SPECIAL BULLETIN COVID-19 #58: Personal Care Services Additional Policy Allowances

Wednesday, April 22, 2020

Supervisory Visits in Beneficiary Primary Private Residences

During the period of the State of Emergency, supervisory visits must be conducted, but may be conducted utilizing eligible technologies that allow the supervising registered nurse (RN) to remotely communicate and evaluate services rendered. Supervisory visits can be delivered via any HIPAA-compliant, secure technology with audio and video capabilities including (but not limited to) smart phones, tablets and computers.

If remote technology is used, it must be real-time communications and the platform is a type consistent with one described in the HHS Office for Civil Rights. The use of remote technology and patient consent should be properly documented in the participant’s medical record. 

If the provider is unable to conduct supervisory visits via the above method, the provider must develop and implement a procedure that details the method in which the RN will monitor the beneficiary’s care in accordance with section 7.10(b) of Clinical Coverage Policy 3L.

Requirement for Physician Referral

Clinical Coverage Policy 3L requires that a beneficiary must be under the ongoing direct care of a physician for the medical condition or diagnosis causing the functional limitation. To submit a new referral, the beneficiary must have been seen by his or her practitioner during the preceding 90 calendar days or the PCS referral is not processed. During this period, Medicaid will extend this period to the proceeding 120 calendar days of the date the referral is received by the Independent Assessment Entity. Referrals based on telehealth visits with the beneficiary’s PCP or referring practitioner within the temporary time frame of 120 calendar days are acceptable. Electronic signatures are accepted during this period. 

PCS conducted outside of beneficiaries’ primary private residence

Beneficiaries who receive services in their primary private residence may receive their authorized PCS services in an alternate primary private location during this period. Providers should document the new location and the period that the beneficiary will reside temporarily as well as the reason for the temporary location. 

Documentation requests to determine PCS authorization

Beneficiaries and providers may be asked by the IAE or the PCS Nurse Consultant to submit documentation that is typically shown and reviewed during the face to face assessment.  Providers and beneficiaries may submit requested documents to the requestor via fax. If the beneficiary received the request for documentation from Liberty Healthcare of NC, please fax documents to 919-322-5942 (local) or 855-740-0200 (toll-free). If the beneficiary received the request for documentation from the Medicaid PCS Nurse Consultant, documents may be faxed to 919-715-0102.

Service Plan Requirement

During this period, beneficiaries who submit an initial request will receive a telephonic mini assessment.

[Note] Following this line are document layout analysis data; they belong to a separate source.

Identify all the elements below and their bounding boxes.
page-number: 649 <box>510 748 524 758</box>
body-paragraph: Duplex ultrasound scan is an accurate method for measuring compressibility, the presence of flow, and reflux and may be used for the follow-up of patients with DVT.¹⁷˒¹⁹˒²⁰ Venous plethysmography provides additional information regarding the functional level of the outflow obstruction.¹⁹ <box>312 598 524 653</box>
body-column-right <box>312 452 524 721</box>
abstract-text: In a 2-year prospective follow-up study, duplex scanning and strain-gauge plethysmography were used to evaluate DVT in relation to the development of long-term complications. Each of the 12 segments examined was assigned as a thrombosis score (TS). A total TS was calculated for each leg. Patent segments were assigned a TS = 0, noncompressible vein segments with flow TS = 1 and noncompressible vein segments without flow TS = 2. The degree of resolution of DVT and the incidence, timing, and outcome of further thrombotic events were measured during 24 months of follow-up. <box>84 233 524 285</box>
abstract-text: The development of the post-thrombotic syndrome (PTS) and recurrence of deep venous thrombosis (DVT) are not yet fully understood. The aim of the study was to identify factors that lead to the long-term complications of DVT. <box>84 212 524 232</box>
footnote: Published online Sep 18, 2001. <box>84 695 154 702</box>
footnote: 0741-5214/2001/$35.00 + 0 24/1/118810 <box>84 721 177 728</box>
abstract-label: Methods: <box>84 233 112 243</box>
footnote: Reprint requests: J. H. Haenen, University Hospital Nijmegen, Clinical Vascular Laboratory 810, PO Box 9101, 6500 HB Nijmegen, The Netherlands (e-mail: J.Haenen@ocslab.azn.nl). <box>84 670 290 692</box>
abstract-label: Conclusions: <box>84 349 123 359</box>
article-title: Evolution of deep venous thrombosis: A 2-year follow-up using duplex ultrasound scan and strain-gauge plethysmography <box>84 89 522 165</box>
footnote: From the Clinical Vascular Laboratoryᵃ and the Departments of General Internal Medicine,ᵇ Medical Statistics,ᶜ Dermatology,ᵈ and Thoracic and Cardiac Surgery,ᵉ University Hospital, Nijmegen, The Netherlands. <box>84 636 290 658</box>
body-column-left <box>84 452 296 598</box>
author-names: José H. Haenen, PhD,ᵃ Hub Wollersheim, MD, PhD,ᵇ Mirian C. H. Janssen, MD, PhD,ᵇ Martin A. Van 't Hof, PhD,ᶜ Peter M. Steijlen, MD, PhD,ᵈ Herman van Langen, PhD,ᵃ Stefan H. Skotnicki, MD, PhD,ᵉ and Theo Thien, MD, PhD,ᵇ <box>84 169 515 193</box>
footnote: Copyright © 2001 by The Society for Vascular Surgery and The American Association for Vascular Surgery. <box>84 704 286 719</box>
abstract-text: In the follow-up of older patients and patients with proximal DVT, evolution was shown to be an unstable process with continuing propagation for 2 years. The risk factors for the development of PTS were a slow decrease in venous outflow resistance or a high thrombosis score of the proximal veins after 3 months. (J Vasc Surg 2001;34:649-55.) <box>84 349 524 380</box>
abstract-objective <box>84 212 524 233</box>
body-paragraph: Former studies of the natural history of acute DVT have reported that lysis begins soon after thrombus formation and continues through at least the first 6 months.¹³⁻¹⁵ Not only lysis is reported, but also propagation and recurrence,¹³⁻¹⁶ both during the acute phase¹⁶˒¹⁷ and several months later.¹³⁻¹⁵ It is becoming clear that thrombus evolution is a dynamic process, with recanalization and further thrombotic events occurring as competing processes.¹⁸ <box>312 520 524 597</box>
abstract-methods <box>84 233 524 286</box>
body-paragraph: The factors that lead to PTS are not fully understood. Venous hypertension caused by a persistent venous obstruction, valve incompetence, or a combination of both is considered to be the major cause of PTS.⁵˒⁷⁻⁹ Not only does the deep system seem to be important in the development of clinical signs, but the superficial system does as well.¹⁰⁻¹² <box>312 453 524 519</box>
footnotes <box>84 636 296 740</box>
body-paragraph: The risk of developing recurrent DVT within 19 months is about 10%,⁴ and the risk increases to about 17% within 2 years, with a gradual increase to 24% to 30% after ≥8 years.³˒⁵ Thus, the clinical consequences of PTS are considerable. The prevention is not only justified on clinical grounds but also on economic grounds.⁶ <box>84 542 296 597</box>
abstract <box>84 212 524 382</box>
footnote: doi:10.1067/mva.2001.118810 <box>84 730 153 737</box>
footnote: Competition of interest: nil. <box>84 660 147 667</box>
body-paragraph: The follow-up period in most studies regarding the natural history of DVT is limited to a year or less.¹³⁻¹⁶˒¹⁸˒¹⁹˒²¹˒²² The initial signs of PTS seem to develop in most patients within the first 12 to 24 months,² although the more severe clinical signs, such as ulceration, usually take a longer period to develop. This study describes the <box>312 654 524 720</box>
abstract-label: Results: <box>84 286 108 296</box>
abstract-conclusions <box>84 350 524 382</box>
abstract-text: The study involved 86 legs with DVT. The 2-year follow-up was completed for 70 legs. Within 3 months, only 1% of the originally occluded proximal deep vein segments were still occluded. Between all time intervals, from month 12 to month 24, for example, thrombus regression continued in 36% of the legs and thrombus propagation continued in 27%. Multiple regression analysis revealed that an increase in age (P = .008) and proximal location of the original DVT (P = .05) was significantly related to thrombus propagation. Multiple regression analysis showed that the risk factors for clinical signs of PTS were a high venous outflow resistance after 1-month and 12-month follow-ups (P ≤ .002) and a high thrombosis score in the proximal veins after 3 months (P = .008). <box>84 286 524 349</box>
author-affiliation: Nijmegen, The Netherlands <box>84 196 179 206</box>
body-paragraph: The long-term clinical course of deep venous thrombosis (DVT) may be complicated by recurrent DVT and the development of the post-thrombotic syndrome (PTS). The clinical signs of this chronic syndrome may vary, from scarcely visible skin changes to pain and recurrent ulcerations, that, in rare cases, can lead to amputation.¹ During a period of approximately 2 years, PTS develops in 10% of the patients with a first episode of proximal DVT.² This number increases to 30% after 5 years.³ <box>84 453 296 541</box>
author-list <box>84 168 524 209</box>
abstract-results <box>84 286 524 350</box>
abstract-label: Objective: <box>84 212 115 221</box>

Once a provider accepts a beneficiary who has had an initial mini assessment completed, the provider shall create a manual service plan and obtain written consent in the form of the signature of the beneficiary or their legally responsible person. The written consent of the service plan must be printed out and uploaded into the provider interface within 21 business days of accepting the referral. There is no specific template for a manual service plan. You may use any format you wish, as long as it covers tasks, frequency, hours awarded, etc. 

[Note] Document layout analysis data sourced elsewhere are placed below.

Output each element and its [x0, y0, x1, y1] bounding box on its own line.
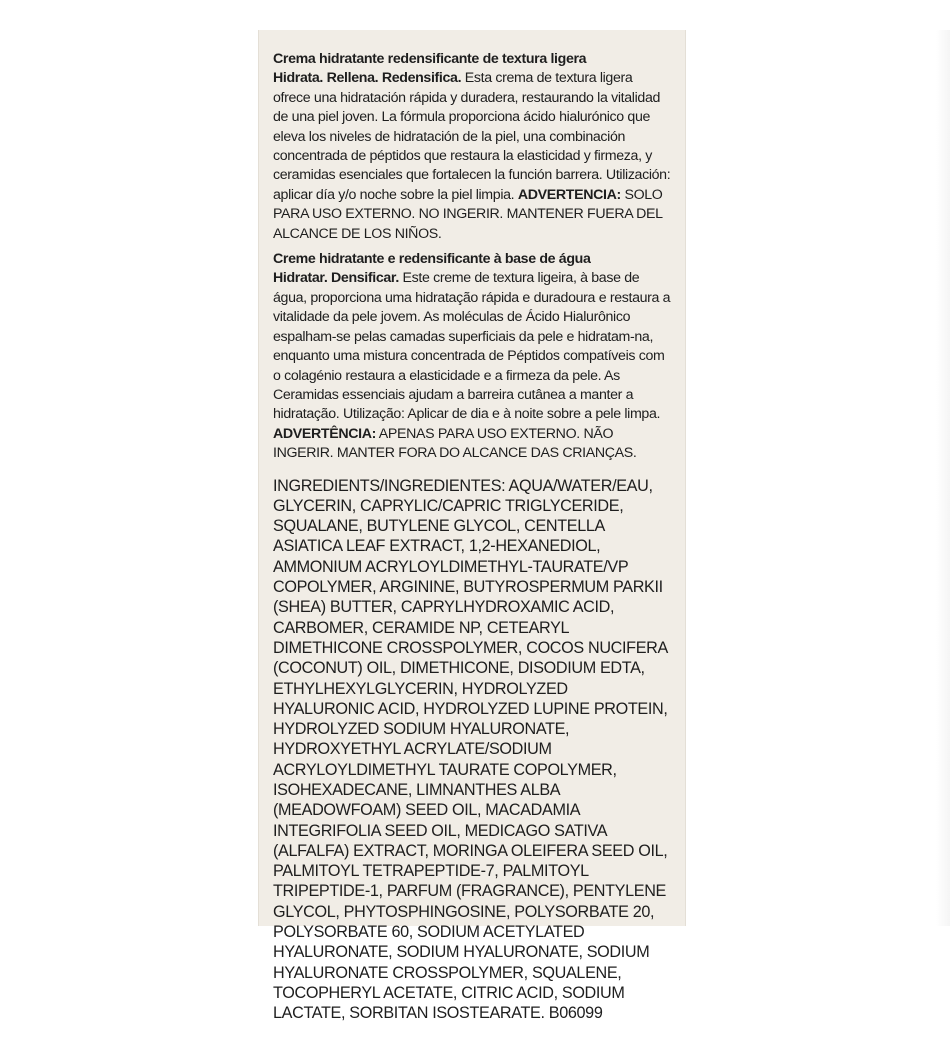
spanish-title: Crema hidratante redensificante de textura ligera — [273, 51, 587, 67]
spanish-section — [273, 50, 673, 244]
portuguese-body: Este creme de textura ligeira, à base de água, proporciona uma hidratação rápida e duradoura e restaura a vitalidade da pele jovem. As moléculas de Ácido Hialurônico espalham-se pelas camadas superficiais da pele e hidratam-na, enquanto uma mistura concentrada de Péptidos compatíveis com o colagénio restaura a elasticidade e a firmeza da pele. As Ceramidas essenciais ajudam a barreira cutânea a manter a hidratação. Utilização: Aplicar de dia e à noite sobre a pele limpa. — [273, 270, 671, 423]
spanish-warning-label: ADVERTENCIA: — [517, 186, 621, 203]
ingredients-list: INGREDIENTS/INGREDIENTES: AQUA/WATER/EAU, GLYCERIN, CAPRYLIC/CAPRIC TRIGLYCERIDE, SQUALANE, BUTYLENE GLYCOL, CENTELLA ASIATICA LEAF EXTRACT, 1,2-HEXANEDIOL, AMMONIUM ACRYLOYLDIMETHYL-TAURATE/VP COPOLYMER, ARGININE, BUTYROSPERMUM PARKII (SHEA) BUTTER, CAPRYLHYDROXAMIC ACID, CARBOMER, CERAMIDE NP, CETEARYL DIMETHICONE CROSSPOLYMER, COCOS NUCIFERA (COCONUT) OIL, DIMETHICONE, DISODIUM EDTA, ETHYLHEXYLGLYCERIN, HYDROLYZED HYALURONIC ACID, HYDROLYZED LUPINE PROTEIN, HYDROLYZED SODIUM HYALURONATE, HYDROXYETHYL ACRYLATE/SODIUM ACRYLOYLDIMETHYL TAURATE COPOLYMER, ISOHEXADECANE, LIMNANTHES ALBA (MEADOWFOAM) SEED OIL, MACADAMIA INTEGRIFOLIA SEED OIL, MEDICAGO SATIVA (ALFALFA) EXTRACT, MORINGA OLEIFERA SEED OIL, PALMITOYL TETRAPEPTIDE-7, PALMITOYL TRIPEPTIDE-1, PARFUM (FRAGRANCE), PENTYLENE GLYCOL, PHYTOSPHINGOSINE, POLYSORBATE 20, POLYSORBATE 60, SODIUM ACETYLATED HYALURONATE, SODIUM HYALURONATE, SODIUM HYALURONATE CROSSPOLYMER, SQUALENE, TOCOPHERYL ACETATE, CITRIC ACID, SODIUM LACTATE, SORBITAN ISOSTEARATE. B06099 — [273, 476, 668, 1023]
portuguese-warning-label: ADVERTÊNCIA: — [273, 425, 376, 442]
portuguese-lead: Hidratar. Densificar. — [273, 270, 399, 287]
portuguese-section — [273, 250, 673, 463]
spanish-warning-text: SOLO PARA USO EXTERNO. NO INGERIR. MANTENER FUERA DEL ALCANCE DE LOS NIÑOS. — [273, 186, 663, 242]
spanish-lead: Hidrata. Rellena. Redensifica. — [273, 70, 462, 87]
background-edge — [936, 30, 950, 926]
portuguese-title: Creme hidratante e redensificante à base de água — [273, 251, 591, 268]
label-text-block — [273, 50, 673, 1040]
portuguese-warning-text: APENAS PARA USO EXTERNO. NÃO INGERIR. MANTER FORA DO ALCANCE DAS CRIANÇAS. — [273, 425, 637, 462]
spanish-body: Esta crema de textura ligera ofrece una hidratación rápida y duradera, restaurando la vitalidad de una piel joven. La fórmula proporciona ácido hialurónico que eleva los niveles de hidratación de la piel, una combinación concentrada de péptidos que restaura la elasticidad y firmeza, y ceramidas esenciales que fortalecen la función barrera. Utilización: aplicar día y/o noche sobre la piel limpia. — [273, 70, 671, 203]
ingredient-label-panel — [258, 30, 686, 1023]
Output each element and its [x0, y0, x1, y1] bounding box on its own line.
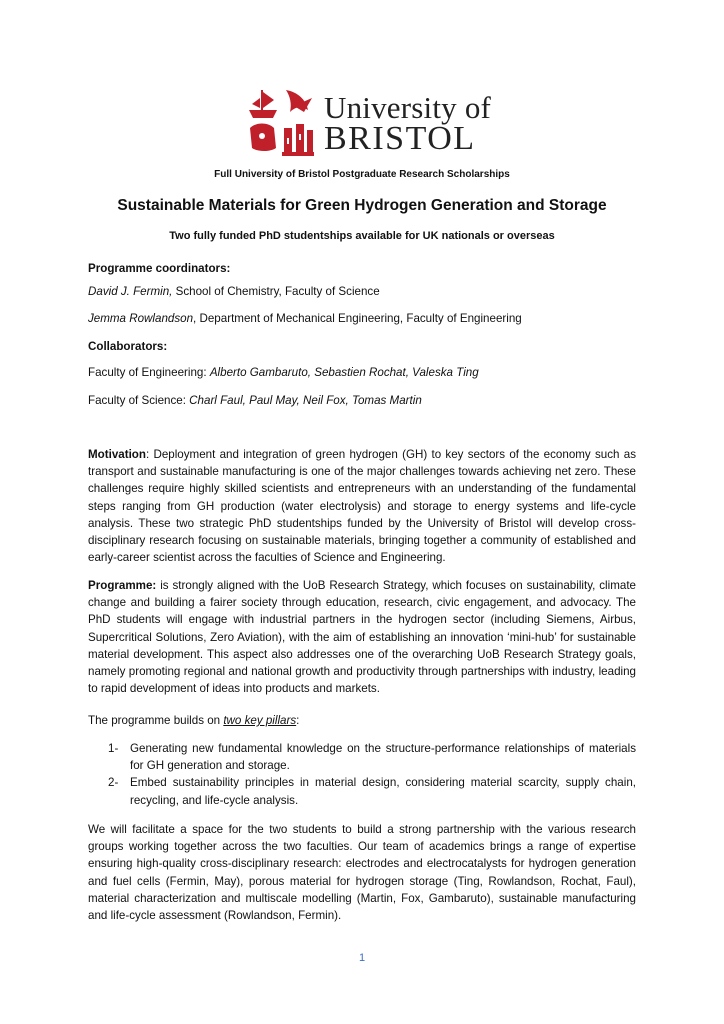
document-title: Sustainable Materials for Green Hydrogen Generation and Storage [117, 197, 607, 214]
coordinator-entry [88, 285, 380, 298]
pillars-intro-suffix: : [296, 714, 300, 727]
crest-icon [246, 86, 316, 158]
pillars-intro [88, 714, 299, 727]
coordinator-name: David J. Fermin, [88, 285, 173, 298]
collaborator-group [88, 366, 479, 379]
programme-text: is strongly aligned with the UoB Research Strategy, which focuses on sustainability, climate change and building a fairer society through education, research, civic engagement, and advocacy. The PhD students will engage with industrial partners in the hydrogen sector (including Siemens, Airbus, Supercritical Solutions, Zero Aviation), with the aim of establishing an innovation ‘mini-hub’ for sustainable material development. This aspect also addresses one of the overarching UoB Research Strategy goals, namely promoting regional and national growth and productivity through partnerships with industry, leading to rapid development of ideas into products and markets. [88, 579, 636, 696]
list-item-text: Generating new fundamental knowledge on the structure-performance relationships of materials for GH generation and storage. [130, 742, 636, 773]
list-item [108, 740, 636, 774]
collaborator-names: Alberto Gambaruto, Sebastien Rochat, Valeska Ting [209, 366, 479, 379]
pillars-intro-prefix: The programme builds on [88, 714, 224, 727]
motivation-heading: Motivation [88, 448, 146, 461]
motivation-paragraph [88, 446, 636, 566]
pillars-intro-emphasis: two key pillars [223, 714, 297, 727]
collaborator-faculty: Faculty of Engineering: [88, 366, 210, 379]
coordinator-affiliation: , Department of Mechanical Engineering, Faculty of Engineering [193, 312, 522, 325]
logo-wordmark-line2: BRISTOL [324, 120, 476, 157]
list-item [108, 774, 636, 808]
page-number: 1 [358, 952, 366, 964]
programme-heading: Programme: [88, 579, 157, 592]
coordinator-entry [88, 312, 522, 325]
list-item-number: 1- [108, 742, 119, 755]
logo-wordmark-line1: University of [324, 90, 492, 125]
programme-paragraph [88, 577, 636, 697]
coordinator-name: Jemma Rowlandson [88, 312, 194, 325]
university-logo [246, 86, 492, 158]
collaborator-names: Charl Faul, Paul May, Neil Fox, Tomas Martin [189, 394, 422, 407]
collaborator-faculty: Faculty of Science: [88, 394, 190, 407]
list-item-number: 2- [108, 776, 119, 790]
motivation-text: : Deployment and integration of green hydrogen (GH) to key sectors of the economy such as transport and sustainable manufacturing is one of the major challenges towards achieving net zero. These challenges require highly skilled scientists and entrepreneurs with an understanding of the fundamental steps ranging from GH production (water electrolysis) and storage to energy systems and life-cycle analysis. These two strategic PhD studentships funded by the University of Bristol will develop cross-disciplinary research focusing on sustainable materials, bringing together a community of established and early-career scientist across the faculties of Science and Engineering. [88, 448, 636, 565]
list-item-text: Embed sustainability principles in material design, considering material scarcity, supply chain, recycling, and life-cycle analysis. [130, 776, 636, 807]
collaborators-heading: Collaborators: [88, 340, 168, 353]
coordinator-affiliation: School of Chemistry, Faculty of Science [172, 285, 380, 298]
scholarship-kicker: Full University of Bristol Postgraduate Research Scholarships [214, 169, 510, 180]
collaborator-group [88, 394, 422, 407]
document-subtitle: Two fully funded PhD studentships available for UK nationals or overseas [169, 230, 555, 242]
closing-paragraph: We will facilitate a space for the two students to build a strong partnership with the various research groups working together across the two faculties. Our team of academics brings a range of expertise ensuring high-quality cross-disciplinary research: electrodes and electrocatalysts for hydrogen generation and fuel cells (Fermin, May), porous material for hydrogen storage (Ting, Rowlandson, Rochat, Faul), material characterization and multiscale modelling (Martin, Fox, Gambaruto), sustainable manufacturing and life-cycle assessment (Rowlandson, Fermin). [88, 823, 636, 923]
pillars-list [108, 740, 636, 809]
coordinators-heading: Programme coordinators: [88, 262, 231, 275]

If a written consent cannot be attained, a “verbal signature” or “verbal concurrence” from the beneficiary or legally responsible person may be obtained.

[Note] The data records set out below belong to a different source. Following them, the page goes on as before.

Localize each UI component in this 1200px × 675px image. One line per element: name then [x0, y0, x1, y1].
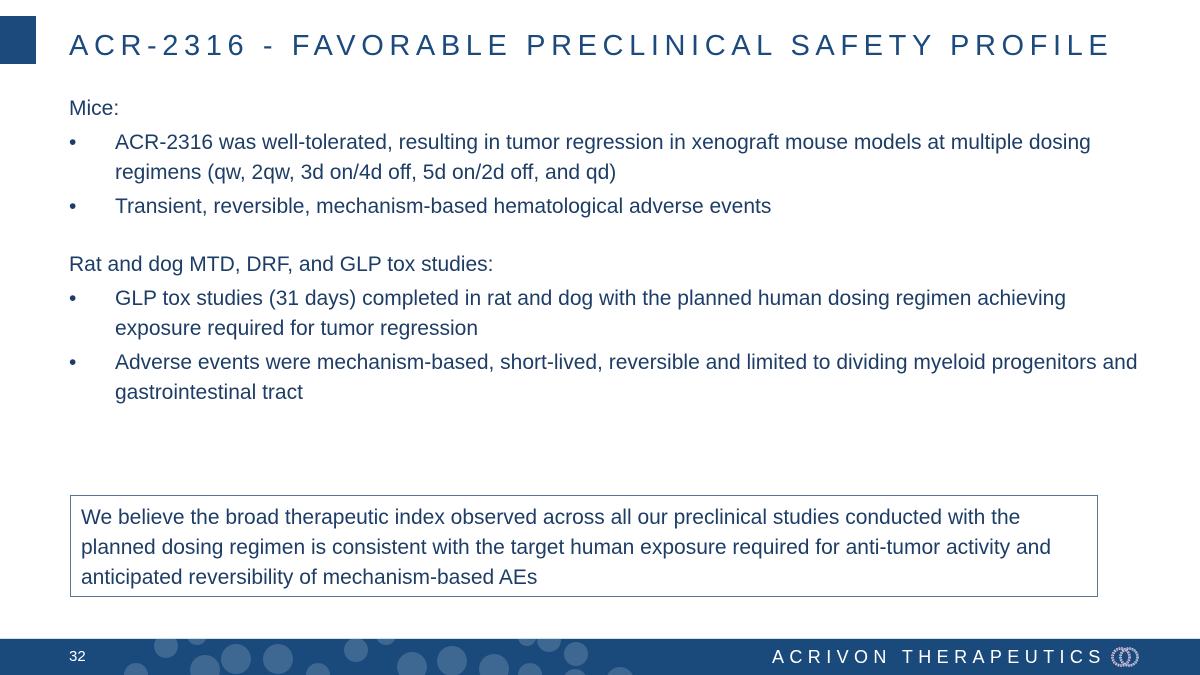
bullet-text: GLP tox studies (31 days) completed in rat and dog with the planned human dosing regimen achieving exposure required for tumor regression — [115, 287, 1067, 340]
title-accent-bar — [0, 16, 36, 64]
bullet-text: Adverse events were mechanism-based, short-lived, reversible and limited to dividing myeloid progenitors and gastrointestinal tract — [115, 351, 1138, 404]
bullet-text: ACR-2316 was well-tolerated, resulting in tumor regression in xenograft mouse models at multiple dosing regimens (qw, 2qw, 3d on/4d off, 5d on/2d off, and qd) — [115, 131, 1091, 184]
brand-name: ACRIVON THERAPEUTICS — [772, 647, 1106, 667]
bullet-item — [69, 348, 1149, 408]
bullet-icon: • — [69, 195, 77, 218]
section-spacer — [69, 222, 1149, 250]
slide-body — [69, 94, 1149, 408]
bullet-item — [69, 284, 1149, 344]
decorative-dots-pattern — [0, 639, 800, 675]
bullet-item — [69, 128, 1149, 188]
bullet-list — [69, 284, 1149, 408]
section-rat-dog — [69, 250, 1149, 408]
section-heading: Rat and dog MTD, DRF, and GLP tox studies: — [69, 253, 494, 276]
slide-title: ACR-2316 - FAVORABLE PRECLINICAL SAFETY PROFILE — [69, 30, 1114, 62]
footer-bar — [0, 638, 1200, 675]
bullet-icon: • — [69, 131, 77, 154]
bullet-text: Transient, reversible, mechanism-based hematological adverse events — [115, 195, 772, 218]
section-heading: Mice: — [69, 97, 120, 120]
page-number: 32 — [69, 648, 86, 665]
callout-text: We believe the broad therapeutic index observed across all our preclinical studies conducted with the planned dosing regimen is consistent with the target human exposure required for anti-tumor activity and anticipated reversibility of mechanism-based AEs — [81, 506, 1052, 589]
bullet-icon: • — [69, 287, 77, 310]
bullet-list — [69, 128, 1149, 222]
bullet-item — [69, 192, 1149, 222]
section-mice — [69, 94, 1149, 222]
bullet-icon: • — [69, 351, 77, 374]
interlocking-rings-logo-icon — [1109, 645, 1141, 669]
conclusion-callout-box — [70, 495, 1098, 597]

The provider organization should maintain a record of the verbal signature or concurrence that clearly documents who took part in the verbal agreement, both at the provider organization and the beneficiary/legally responsible person. 

Beneficiaries who submit an initial request with a signed attestation currently receive a mini telephonic assessment followed by a full telephonic assessment. Providers who accept beneficiaries who have a signed attestation do not have to complete a manual service plan for the mini assessment hours. Once the full telephonic assessment is completed and hours are authorized and accepted, the provider will follow the typical process described in Clinical Coverage Policy 3L:

  • complete the service plan within 7 business days of accepting the beneficiary
  • obtain the written or verbal consent as identified
  • upload a signed copy of the service plan into the provider interface within 14 business days of the validated service plan 

During this period, for initial requests without attestations, if the Independent Assessment Entity (IAE) is unable to contact the beneficiary or legally responsible person to complete the mini assessment, these may move to the full assessment queue. In those cases, the IAE will make one additional attempt to contact the beneficiary or legally responsible party before issuing a technical denial. If the last contact is successful, the IAE will conduct a full telephonic assessment and not the mini assessment. When a full telephonic assessment is conducted, the system follows typical workflow and issues a system generated service plan once the provider accepts.  In these instances, providers will complete the service plan in accordance with current PCS policy 3L. 

If the mini assessment moves to the full assessment queue and the IAE is unable to make contact to complete a telephonic assessment, the IAE will issue a Technical Denial.  If the beneficiary or legally responsible party contacts the IAE within 10 business days of the Technical Denial issuance and has not filed an appeal, a full telephonic assessment may then be conducted.  Once the assessment is conducted and a provider accepts a system generated service plan is issued.  The provider will complete the service plan in accordance with current PCS policy 3L.